Spelling Reform.

Tha simp’l fakt ov tha matter iz, inglish pronunsiashun iz a relik ov tha past. Bayst on tha fifteenth sentury rather than twenty-furst, inglish pronunsiashun confuzez nyu lernerz. Jermanz and italyanz hav a literal spelling sistem. In fakt, italyan kidz lern too spell and read in only a frakshun ov tha time with tha Montessori sistem.

(Well, I think the time has come for English spelling reform. What do the rest of you think?)

:):):slight_smile:

Yes pls. (And lets include y’all.) I’m not from the South but not differentiating between third person singular and third person plural is a pain.

It would be nice if English spelling followed consistent phonetic rules. But I don’t think reform is feasible. English is too widespread; you’d never get any agreement on anything.
Trying to implement spelling reforms would make the situation worse as you’d just have more words with alternate spellings for different territories.

How exactly do you propose to institute such a “reform”? It’s not as though the government can compel the dictionary industry to change spellings or fine newspapers for using “through” instead of “throo”.

Maybe we could fit all the phonemes on dice.
More seriously, I think the Cherokee syllabary is the way to go, if we could start over.

Governments can indeed implement such reforms; they’ve done so in a number of countries. It’s not dictionaries or publications that are the issue per se, but in America I’m sure it would be quickly made into a civil liberties issue and would never catch on.
And the US would have no authority to mandate spelling to other english-speaking countries.

Yet the US managed spelling reform in the past, something that (as far as I am aware) hasn’t been done in other English-speaking countries.

At the time the US became a nation, English spelling wasn’t nearly as standardized as it is today.

prich it broder!

Yep, I was aware of the whole Webster thing; I meant that spelling reform would not be feasible going forwards.
I think the culture of the US is different enough now that any effort to reform spelling would be seen as the man telling you what you can’t say. Or spitting on spelling bee children.

I think it’s a great idea. Please start after I’m dead.

So we should all start spelling like LOLcats?

Why not leave spelling alone and “reform” pronunciation?

Are you talking about standardising spelling, pronunciation, or both, because there’s no way to standardise spelling alone (case in point - “new” isn’t ‘nyu’ to all English speakers)

Exactly.

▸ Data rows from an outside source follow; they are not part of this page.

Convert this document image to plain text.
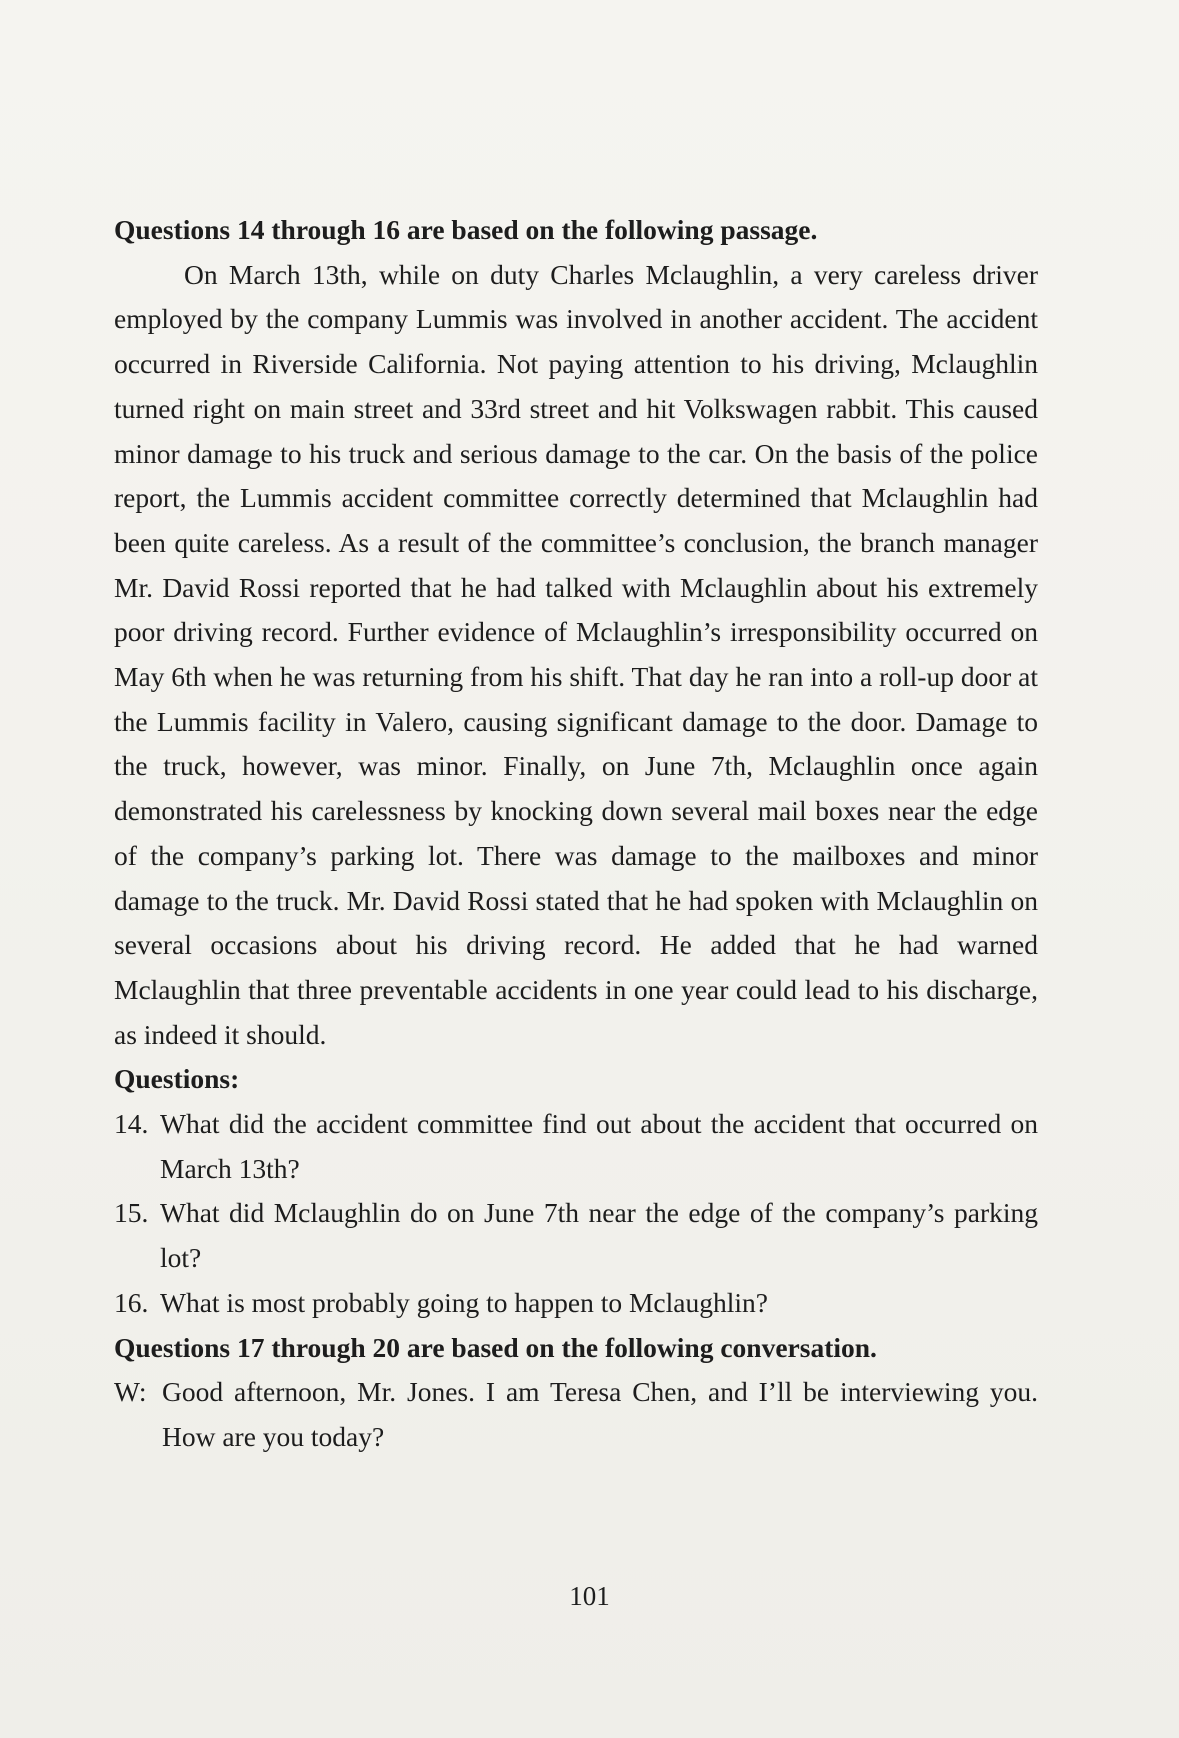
Questions 14 through 16 are based on the following passage.

On March 13th, while on duty Charles Mclaughlin, a very careless driver employed by the company Lummis was involved in another accident. The accident occurred in Riverside California. Not paying attention to his driving, Mclaughlin turned right on main street and 33rd street and hit Volkswagen rabbit. This caused minor damage to his truck and serious damage to the car. On the basis of the police report, the Lummis accident committee correctly determined that Mclaughlin had been quite careless. As a result of the committee’s conclusion, the branch manager Mr. David Rossi reported that he had talked with Mclaughlin about his extremely poor driving record. Further evidence of Mclaughlin’s irresponsibility occurred on May 6th when he was returning from his shift. That day he ran into a roll-up door at the Lummis facility in Valero, causing significant damage to the door. Damage to the truck, however, was minor. Finally, on June 7th, Mclaughlin once again demonstrated his carelessness by knocking down several mail boxes near the edge of the company’s parking lot. There was damage to the mailboxes and minor damage to the truck. Mr. David Rossi stated that he had spoken with Mclaughlin on several occasions about his driving record. He added that he had warned Mclaughlin that three preventable accidents in one year could lead to his discharge, as indeed it should.

Questions:

14. What did the accident committee find out about the accident that occurred on March 13th?

15. What did Mclaughlin do on June 7th near the edge of the company’s parking lot?

16. What is most probably going to happen to Mclaughlin?

Questions 17 through 20 are based on the following conversation.

W: Good afternoon, Mr. Jones. I am Teresa Chen, and I’ll be interviewing you. How are you today?

101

Whose pronunciation would be the basis for the spelling?

That it won’t make sense in any case, given the diversity of pronunciations y’all have, and that’s without adding us foreigners to the mess. Either any given word ends up with a dozen different spellings, or there will always be someone who looks at the spelling and says “but that’s not how I pronounce it!”.

But what about the spelling police who get all superior on your ass? At least there would be fewer muscle strains from self back patting. (I’m always looking to improve the US healthcare system too btw).

I think you’re rearranging deck chairs on the Titanic. Online communication, particularly chat- and textspeak, has already destroyed standardized spelling as we know it. Generations of kids are learning to communicate only in their own personalized phonetic alphabet, and there’s no sanction for doing so. Far from converging on standardization, watch for “inventive spelling” to infiltrate even formal communications within our lifetime. The pedant’s apocalypse is on the horizon. Get your affairs in order.

I’m reminded of the anecdote I encountered in a lingistics text I used that noted the difficulty one visitor had when they kept asking for the koht hahss and getting confused looks until one local finally recognized their dialect and pointed them to the korrt haous. And that was between two people who lived only about 500 miles apart, (South Carolina to Pennsylvania). If we start including all the pronunciations of all the dialects of North America, the UK, Ireland, Australia, South Africa, various Caribbean locales, India, and assorted other regions, the language will have already completely changed by the time that any agreement is reached on the topic.

Spelling will change the way it always has: we are already seeing “lite” and “thru” and numerous other words simplified in popular media. An official effort will just muddy the water.

On the “A Way With Words” public radio show, Grant Barrett has reported studies that show this is not true. Text-speak is a contextualized jargon like any other in-group jargon or slang.

In, say, American English there is at least an informal standard or “average” pronunciation that is clear to everyone.
And even in phonetic languages, there is some variation in pronunciation, but people are used to thinking of “newsreader” pronunciation in terms of how words are spelled – a similar thing would happen if English became phonetically spelled.

Again, I don’t think reform is feasible for english, but that particular objection isn’t the reason why IMO.